刃長 二尺四寸六分
反り 六分
元幅 一寸五厘
先幅 六分一厘
棟重ね 二分二厘
鎬重ね 二分五厘
金着二重ハバキ 白鞘付
腰印籠刻朱漆塗鞘打刀拵入
拵全長 三尺五寸
柄長 七寸七分
昭和四十年神奈川県登録
保存刀剣鑑定書
Hacho (Edge length) 74.6㎝
Sori (Curvature) approx. 1.82㎝
Moto-haba (Width at Ha-machi) approx. 3.18㎝
Saki-haba(Width at Kissaki) approx.1.85㎝
Kasane (Thickenss) approx. 0.76㎝
Gold foil double Habaki / Shirasaya
Koshi inro kizami shu urushi nuri saya,
uchigatana koshirae
Whole length: approx. 106cm
Hilt length: approx. 23.3cm
大和大掾貞行は豊後国高田の刀工で天正十九年の生まれ(注)。寛永十六年に大和大掾を受領、後に大和守に転じている。地鉄が細やかに均質に詰み、直刃、焼頭の揃った互の目などを焼いており、時に肥前刀を想わせる作品を遺している。

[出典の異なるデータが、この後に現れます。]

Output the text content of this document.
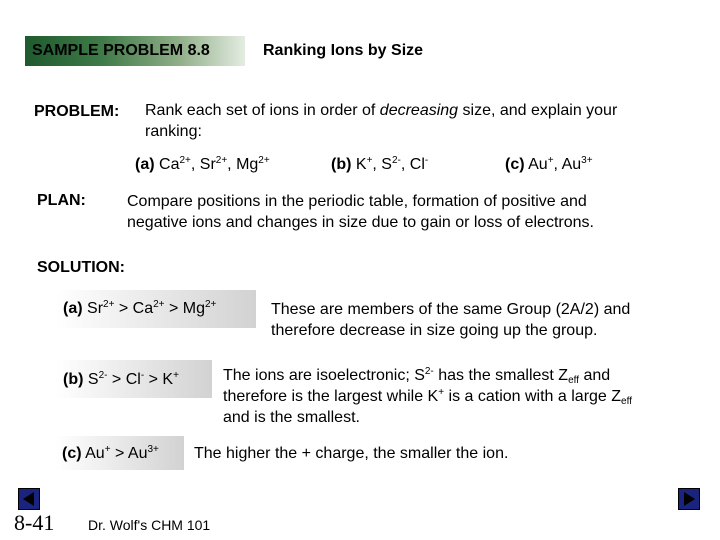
SAMPLE PROBLEM 8.8	Ranking Ions by Size
PROBLEM: Rank each set of ions in order of decreasing size, and explain your
ranking:
(a) $Ca^{2+}$, $Sr^{2+}$, $Mg^{2+}$	(b) K+, $S^{2-}$, Cl-	(c) Au+, $Au^{3+}$
PLAN:	Compare positions in the periodic table, formation of positive and
negative ions and changes in size due to gain or loss of electrons.
SOLUTION:
(a) $Sr^{2+} > Ca^{2+} > Mg^{2+}$	These are members of the same Group (2A/2) and
therefore decrease in size going up the group.
(b) $S^{2-} > Cl^- > K^+$	The ions are isoelectronic; $S^{2-}$ has the smallest $Z_{eff}$ and
therefore is the largest while K+ is a cation with a large $Z_{eff}$
and is the smallest.
(c) $Au^+ > Au^{3+}$ The higher the + charge, the smaller the ion.
8-41 Dr. Wolf's CHM 101
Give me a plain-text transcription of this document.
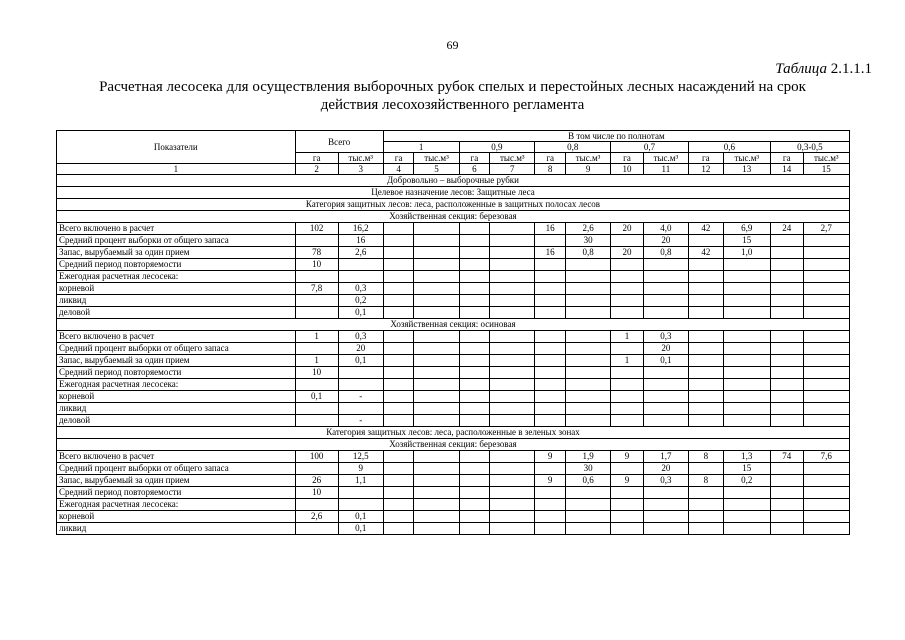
69
Таблица 2.1.1.1
Расчетная лесосека для осуществления выборочных рубок спелых и перестойных лесных насаждений на срок
действия лесохозяйственного регламента
Показатели	Всего		В том числе по полнотам											
			1		0,9		0,8		0,7		0,6		0,3-0,5	
	га	тыс.м³	га	тыс.м³	га	тыс.м³	га	тыс.м³	га	тыс.м³	га	тыс.м³	га	тыс.м³
1	2	3	4	5	6	7	8	9	10	11	12	13	14	15
Добровольно – выборочные рубки														
Целевое назначение лесов: Защитные леса														
Категория защитных лесов: леса, расположенные в защитных полосах лесов														
Хозяйственная секция: березовая														
Всего включено в расчет	102	16,2					16	2,6	20	4,0	42	6,9	24	2,7
Средний процент выборки от общего запаса		16						30		20		15		
Запас, вырубаемый за один прием	78	2,6					16	0,8	20	0,8	42	1,0		
Средний период повторяемости	10													
Ежегодная расчетная лесосека:														
корневой	7,8	0,3												
ликвид		0,2												
деловой		0,1												
Хозяйственная секция: осиновая														
Всего включено в расчет	1	0,3							1	0,3				
Средний процент выборки от общего запаса		20								20				
Запас, вырубаемый за один прием	1	0,1							1	0,1				
Средний период повторяемости	10													
Ежегодная расчетная лесосека:														
корневой	0,1	-												
ликвид														
деловой		-												
Категория защитных лесов: леса, расположенные в зеленых зонах														
Хозяйственная секция: березовая														
Всего включено в расчет	100	12,5					9	1,9	9	1,7	8	1,3	74	7,6
Средний процент выборки от общего запаса		9						30		20		15		
Запас, вырубаемый за один прием	26	1,1					9	0,6	9	0,3	8	0,2		
Средний период повторяемости	10													
Ежегодная расчетная лесосека:														
корневой	2,6	0,1												
ликвид		0,1												
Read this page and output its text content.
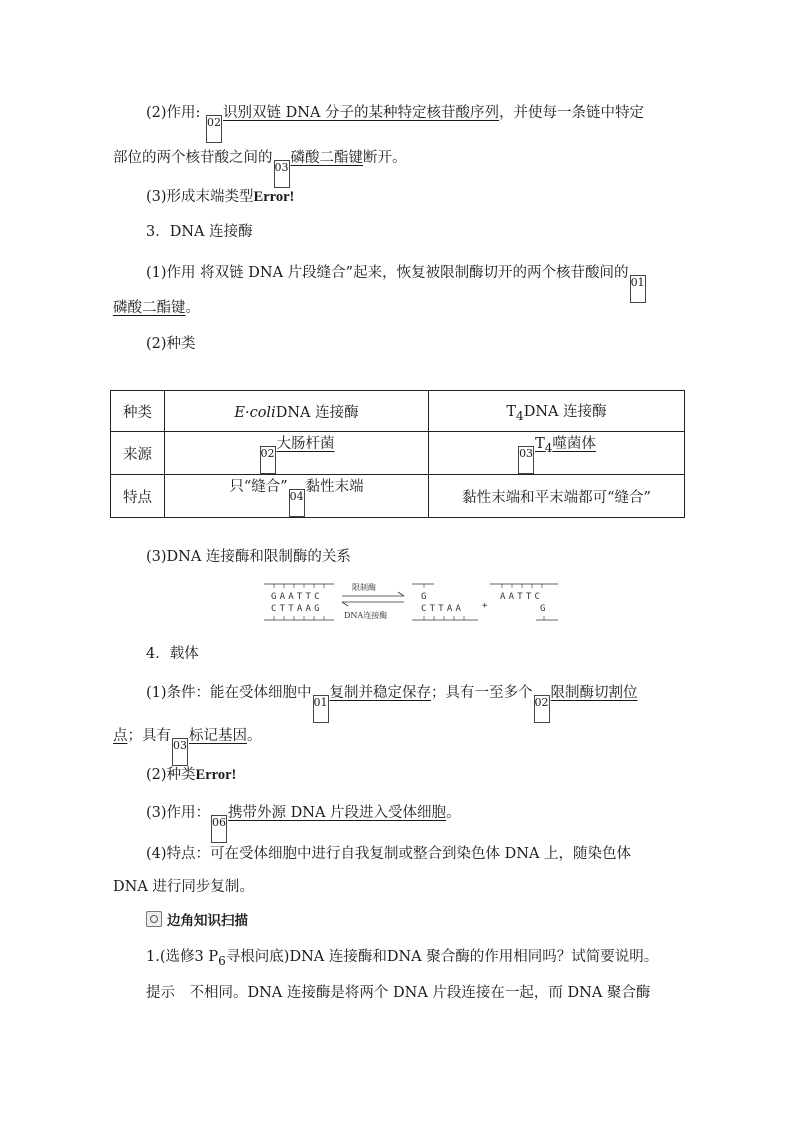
(2)作用: 02识别双链 DNA 分子的某种特定核苷酸序列，并使每一条链中特定
部位的两个核苷酸之间的03磷酸二酯键断开。
(3)形成末端类型Error!
3．DNA 连接酶
(1)作用 将双链 DNA 片段缝合”起来，恢复被限制酶切开的两个核苷酸间的01
磷酸二酯键。
(2)种类
种类	E·coliDNA 连接酶	$T_4DNA$ 连接酶
来源	02大肠杆菌	$03T_4$噬菌体
特点	只“缝合”04黏性末端	黏性末端和平末端都可“缝合”
(3)DNA 连接酶和限制酶的关系
GAATTC
CTTAAG
限制酶
DNA连接酶
G
CTTAA +
AATTC
G
4．载体
(1)条件：能在受体细胞中01复制并稳定保存；具有一至多个02限制酶切割位
点；具有03标记基因。
(2)种类Error!
(3)作用：06携带外源 DNA 片段进入受体细胞。
(4)特点：可在受体细胞中进行自我复制或整合到染色体 DNA 上，随染色体
DNA 进行同步复制。
边角知识扫描
1.(选修3 $P_6$寻根问底)DNA 连接酶和DNA 聚合酶的作用相同吗？试简要说明。
提示　不相同。DNA 连接酶是将两个 DNA 片段连接在一起，而 DNA 聚合酶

この刀は、寸法が長くバランス良く腰元に反りが付き、小鋒に鋭く結び、重ねしっかりと鎬筋が立った、太刀を想わせる伸びやかな造り込み。幕末動乱の時代に活躍したものであろう、手持ちが良い。杢を交えた板目鍛えの地鉄は、緊密に詰みながらも鮮明な地景が現れて躍動感に満ち、刀身下半に映りが立つ。刃文は足の長く射す互の目乱で、焼頭に高低抑揚が付き、尖刃、腰の括れた蛙子状の刃が交じり、所々鎬地にまで飛焼が入り、浅い棟焼を施して武用に徹した構成。帽子は浅く乱れ込んで先掃き掛けごころにごく浅く返る。匂口の冴えた明るい焼刃は、光を受けると一段と冴え、刃縁の所々に小沸が叢付き、小沸と匂が充満した刃中に無数の足が射し、淡く刃肌が現れて足を斬るように細い金線が流れ掛かる。差表の中ほどには地中に匂筋状の飛焼が交じって景色となっている。
附されている拵は、朱の潤塗の腰元のみ幅の狭い印籠刻みを施して茶に塗り分けた意匠。鐺に金具を設けて切先部分の保護としている。